Arrêté en 2012 sous l’article 7 de la Prevention of Corruption Act, l’ex-Registrar de l’Université de Technologie (UTM), Sanjiv Kumar Babooa, verra son procès appelé en Cour intermédiaire mardi prochain. Il lui est reproché d’avoir faussé les “minutes of proceedings” d’une réunion du board de l’UTM, dont il était le secrétaire, au sujet du recrutement de certaines personnes.

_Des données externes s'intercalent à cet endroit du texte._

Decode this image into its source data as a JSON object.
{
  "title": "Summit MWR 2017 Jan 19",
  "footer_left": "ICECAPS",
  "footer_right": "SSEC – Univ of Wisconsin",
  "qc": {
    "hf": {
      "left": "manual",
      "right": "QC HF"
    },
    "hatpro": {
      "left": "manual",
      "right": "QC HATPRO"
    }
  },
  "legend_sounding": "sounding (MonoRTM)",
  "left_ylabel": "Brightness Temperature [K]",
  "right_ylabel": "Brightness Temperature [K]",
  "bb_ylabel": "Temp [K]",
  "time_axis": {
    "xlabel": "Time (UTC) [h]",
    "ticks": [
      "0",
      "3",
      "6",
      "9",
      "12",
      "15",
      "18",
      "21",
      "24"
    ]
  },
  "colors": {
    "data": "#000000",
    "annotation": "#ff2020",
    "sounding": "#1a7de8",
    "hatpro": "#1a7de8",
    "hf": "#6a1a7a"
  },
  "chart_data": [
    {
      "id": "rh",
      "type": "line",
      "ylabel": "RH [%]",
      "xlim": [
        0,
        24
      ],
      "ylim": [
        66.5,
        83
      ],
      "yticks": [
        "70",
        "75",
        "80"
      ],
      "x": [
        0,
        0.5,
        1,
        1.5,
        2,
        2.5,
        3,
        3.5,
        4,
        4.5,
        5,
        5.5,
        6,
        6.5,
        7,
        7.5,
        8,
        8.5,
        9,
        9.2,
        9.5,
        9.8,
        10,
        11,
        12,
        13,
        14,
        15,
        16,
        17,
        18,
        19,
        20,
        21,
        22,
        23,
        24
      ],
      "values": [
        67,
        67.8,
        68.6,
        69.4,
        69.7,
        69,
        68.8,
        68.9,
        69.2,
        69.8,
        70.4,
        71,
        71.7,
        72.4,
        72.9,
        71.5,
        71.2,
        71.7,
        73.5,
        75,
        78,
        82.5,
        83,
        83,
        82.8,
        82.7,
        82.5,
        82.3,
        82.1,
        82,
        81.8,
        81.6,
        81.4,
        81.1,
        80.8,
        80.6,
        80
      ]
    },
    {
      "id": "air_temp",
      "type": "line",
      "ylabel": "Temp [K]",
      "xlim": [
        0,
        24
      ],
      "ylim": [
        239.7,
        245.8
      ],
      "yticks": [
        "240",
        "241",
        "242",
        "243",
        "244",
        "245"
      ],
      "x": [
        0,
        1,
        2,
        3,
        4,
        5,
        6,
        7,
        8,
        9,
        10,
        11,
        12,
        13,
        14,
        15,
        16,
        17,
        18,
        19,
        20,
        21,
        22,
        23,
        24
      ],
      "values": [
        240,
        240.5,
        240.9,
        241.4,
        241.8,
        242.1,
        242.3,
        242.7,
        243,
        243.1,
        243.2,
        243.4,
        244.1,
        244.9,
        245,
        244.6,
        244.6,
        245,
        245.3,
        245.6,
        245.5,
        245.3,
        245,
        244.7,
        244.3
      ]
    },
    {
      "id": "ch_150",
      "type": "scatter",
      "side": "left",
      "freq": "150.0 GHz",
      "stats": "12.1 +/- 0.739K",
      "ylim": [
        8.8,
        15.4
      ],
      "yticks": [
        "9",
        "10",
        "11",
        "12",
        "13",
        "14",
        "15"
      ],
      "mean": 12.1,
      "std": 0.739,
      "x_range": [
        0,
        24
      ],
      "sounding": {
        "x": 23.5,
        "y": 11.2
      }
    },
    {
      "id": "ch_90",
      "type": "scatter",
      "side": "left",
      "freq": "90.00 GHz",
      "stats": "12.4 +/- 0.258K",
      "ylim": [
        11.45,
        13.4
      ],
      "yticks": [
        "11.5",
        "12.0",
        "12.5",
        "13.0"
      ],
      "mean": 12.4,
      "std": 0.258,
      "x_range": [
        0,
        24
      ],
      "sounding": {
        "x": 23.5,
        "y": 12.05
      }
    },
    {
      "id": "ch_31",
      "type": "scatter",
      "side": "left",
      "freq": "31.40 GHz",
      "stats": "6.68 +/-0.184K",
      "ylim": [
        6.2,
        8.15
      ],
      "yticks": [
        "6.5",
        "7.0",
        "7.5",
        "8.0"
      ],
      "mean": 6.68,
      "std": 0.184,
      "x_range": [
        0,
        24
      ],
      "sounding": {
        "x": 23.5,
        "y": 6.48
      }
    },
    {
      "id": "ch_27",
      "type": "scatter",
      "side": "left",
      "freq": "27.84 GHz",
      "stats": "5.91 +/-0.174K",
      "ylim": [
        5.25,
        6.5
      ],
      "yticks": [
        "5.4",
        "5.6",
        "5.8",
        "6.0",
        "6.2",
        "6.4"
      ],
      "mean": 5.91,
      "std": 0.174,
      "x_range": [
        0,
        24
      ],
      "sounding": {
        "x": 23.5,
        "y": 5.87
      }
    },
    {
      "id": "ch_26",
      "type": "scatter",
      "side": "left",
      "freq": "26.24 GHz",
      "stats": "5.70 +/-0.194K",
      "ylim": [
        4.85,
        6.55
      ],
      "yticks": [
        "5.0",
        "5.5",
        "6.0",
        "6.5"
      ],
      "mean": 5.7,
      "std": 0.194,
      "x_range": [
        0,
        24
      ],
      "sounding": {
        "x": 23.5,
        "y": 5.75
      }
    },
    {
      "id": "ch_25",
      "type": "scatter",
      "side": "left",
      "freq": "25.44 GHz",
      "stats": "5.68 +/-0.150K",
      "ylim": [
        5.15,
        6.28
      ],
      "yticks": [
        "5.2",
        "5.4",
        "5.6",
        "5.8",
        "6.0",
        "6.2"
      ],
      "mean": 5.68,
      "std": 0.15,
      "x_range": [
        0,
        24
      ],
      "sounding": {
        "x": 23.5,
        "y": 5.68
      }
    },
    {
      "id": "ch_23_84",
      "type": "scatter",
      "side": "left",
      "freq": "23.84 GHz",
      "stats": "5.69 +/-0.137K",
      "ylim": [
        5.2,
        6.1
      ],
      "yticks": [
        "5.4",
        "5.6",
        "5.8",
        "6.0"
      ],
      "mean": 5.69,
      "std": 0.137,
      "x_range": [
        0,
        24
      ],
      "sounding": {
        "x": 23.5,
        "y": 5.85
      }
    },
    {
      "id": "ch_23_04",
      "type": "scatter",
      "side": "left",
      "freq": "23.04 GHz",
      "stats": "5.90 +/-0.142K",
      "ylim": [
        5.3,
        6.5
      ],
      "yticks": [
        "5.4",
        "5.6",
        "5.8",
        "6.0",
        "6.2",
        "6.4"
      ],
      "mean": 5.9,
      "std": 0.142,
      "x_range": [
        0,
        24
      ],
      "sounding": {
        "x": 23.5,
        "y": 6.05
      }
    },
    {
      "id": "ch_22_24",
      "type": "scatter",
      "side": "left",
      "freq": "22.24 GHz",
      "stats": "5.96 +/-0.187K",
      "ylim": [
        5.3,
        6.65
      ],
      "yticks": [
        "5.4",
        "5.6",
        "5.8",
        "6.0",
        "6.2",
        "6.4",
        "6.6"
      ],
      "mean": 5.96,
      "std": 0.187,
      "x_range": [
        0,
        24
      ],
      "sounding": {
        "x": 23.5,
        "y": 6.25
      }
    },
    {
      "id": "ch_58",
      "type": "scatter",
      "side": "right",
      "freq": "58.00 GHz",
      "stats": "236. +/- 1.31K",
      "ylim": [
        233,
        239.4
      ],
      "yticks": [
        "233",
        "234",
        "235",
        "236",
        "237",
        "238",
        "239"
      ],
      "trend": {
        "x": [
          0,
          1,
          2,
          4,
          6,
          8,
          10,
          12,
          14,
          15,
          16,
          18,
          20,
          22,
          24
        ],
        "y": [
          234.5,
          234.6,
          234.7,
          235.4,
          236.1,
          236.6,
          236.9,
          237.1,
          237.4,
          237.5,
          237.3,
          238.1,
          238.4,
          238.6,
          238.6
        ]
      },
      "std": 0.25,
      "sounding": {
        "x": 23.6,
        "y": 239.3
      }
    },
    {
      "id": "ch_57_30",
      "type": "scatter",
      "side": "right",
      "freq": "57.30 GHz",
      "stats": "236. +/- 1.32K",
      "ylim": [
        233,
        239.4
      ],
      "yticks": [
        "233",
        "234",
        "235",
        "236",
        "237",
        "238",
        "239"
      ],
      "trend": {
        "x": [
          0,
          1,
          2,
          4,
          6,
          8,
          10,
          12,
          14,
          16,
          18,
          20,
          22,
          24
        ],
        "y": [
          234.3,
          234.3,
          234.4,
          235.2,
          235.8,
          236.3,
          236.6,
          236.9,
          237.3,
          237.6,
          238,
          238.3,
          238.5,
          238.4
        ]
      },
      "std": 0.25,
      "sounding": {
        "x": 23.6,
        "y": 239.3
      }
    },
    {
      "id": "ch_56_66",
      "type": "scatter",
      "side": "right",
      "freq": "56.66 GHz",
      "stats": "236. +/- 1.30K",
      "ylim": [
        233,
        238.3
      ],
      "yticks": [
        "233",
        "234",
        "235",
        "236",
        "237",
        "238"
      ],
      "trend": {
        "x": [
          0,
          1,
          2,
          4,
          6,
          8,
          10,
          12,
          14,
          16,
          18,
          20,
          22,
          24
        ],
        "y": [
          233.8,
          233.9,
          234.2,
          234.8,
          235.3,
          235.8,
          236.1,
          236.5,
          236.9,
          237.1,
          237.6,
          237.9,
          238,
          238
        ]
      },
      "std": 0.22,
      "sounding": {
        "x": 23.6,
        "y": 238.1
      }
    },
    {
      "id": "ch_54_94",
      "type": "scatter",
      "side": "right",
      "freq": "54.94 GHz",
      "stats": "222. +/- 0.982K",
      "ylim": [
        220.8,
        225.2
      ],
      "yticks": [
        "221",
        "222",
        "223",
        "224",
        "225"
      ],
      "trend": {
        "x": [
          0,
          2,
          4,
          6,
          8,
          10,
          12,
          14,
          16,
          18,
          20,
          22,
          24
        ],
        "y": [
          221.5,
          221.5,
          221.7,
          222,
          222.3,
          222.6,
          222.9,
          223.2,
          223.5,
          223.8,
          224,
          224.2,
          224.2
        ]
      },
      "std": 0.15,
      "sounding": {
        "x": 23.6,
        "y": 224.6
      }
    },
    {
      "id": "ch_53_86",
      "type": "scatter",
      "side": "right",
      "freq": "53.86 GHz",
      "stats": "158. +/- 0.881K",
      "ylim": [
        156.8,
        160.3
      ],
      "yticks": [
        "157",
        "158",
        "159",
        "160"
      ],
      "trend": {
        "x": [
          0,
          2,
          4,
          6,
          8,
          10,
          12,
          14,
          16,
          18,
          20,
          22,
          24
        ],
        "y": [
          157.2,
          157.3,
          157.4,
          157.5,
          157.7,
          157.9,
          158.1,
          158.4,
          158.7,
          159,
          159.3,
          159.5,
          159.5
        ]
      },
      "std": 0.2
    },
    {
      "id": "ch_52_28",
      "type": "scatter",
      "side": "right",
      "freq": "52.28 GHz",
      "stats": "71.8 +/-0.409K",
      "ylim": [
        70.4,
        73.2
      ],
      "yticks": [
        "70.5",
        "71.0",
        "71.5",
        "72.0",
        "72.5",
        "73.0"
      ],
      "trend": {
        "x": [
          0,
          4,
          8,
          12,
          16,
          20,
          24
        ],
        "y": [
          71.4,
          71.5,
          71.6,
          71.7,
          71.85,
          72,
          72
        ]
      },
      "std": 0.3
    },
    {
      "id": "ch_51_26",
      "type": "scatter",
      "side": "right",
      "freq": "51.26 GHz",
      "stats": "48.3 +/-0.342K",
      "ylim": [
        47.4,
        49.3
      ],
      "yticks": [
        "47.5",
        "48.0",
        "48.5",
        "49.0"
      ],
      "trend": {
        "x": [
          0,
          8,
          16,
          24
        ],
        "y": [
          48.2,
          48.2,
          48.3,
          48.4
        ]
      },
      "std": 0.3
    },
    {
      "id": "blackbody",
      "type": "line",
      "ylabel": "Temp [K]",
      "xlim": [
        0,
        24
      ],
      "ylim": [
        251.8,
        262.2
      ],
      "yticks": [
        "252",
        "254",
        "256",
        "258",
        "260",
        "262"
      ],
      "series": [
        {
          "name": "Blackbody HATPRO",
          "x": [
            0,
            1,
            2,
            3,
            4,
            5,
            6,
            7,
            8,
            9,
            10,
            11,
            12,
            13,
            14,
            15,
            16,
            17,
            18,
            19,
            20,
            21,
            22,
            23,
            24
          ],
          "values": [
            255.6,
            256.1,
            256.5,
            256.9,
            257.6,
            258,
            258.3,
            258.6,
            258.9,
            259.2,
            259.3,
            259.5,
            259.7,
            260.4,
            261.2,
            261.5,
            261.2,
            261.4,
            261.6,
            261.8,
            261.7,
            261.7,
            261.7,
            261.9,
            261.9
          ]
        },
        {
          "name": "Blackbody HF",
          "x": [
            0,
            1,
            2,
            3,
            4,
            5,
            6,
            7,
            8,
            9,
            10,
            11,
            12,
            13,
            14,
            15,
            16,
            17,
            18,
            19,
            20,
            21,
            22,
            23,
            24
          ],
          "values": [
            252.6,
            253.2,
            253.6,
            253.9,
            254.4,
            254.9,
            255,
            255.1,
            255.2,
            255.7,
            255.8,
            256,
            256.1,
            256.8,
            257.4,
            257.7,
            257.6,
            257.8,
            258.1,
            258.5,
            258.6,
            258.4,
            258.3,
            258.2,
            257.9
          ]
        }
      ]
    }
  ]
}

Après son arrestation, Sanjiv Kumar Babooa avait retrouvé la liberté après avoir versé une caution de Rs 15 000. Il est poursuivi sous sept charges de “public official, wilfully, unlawfully and criminally, make use of his position for a gratification for another person”. Le contentieux autour des recrutements dans cette institution aurait commencé avec la nomination de l’épouse d’un ancien ministre au poste de Dean of Faculty alors qu’elle n’aurait pas les qualifications requises. L’University of Technology Act stipule que c’est le Registrar qui agit en tant que secrétaire au board et au Staff Committee (SC). Celui-ci sélectionne ainsi les candidats potentiels et soumet une liste au SC, qui nomme un “interview panel”, lequel remet ensuite ses recommandations au board à qui revient enfin la décision finale. Or, il est reproché à Sanjeev Kumar Babooa d’avoir embauché certaines personnes n’ayant pas les qualifications requises.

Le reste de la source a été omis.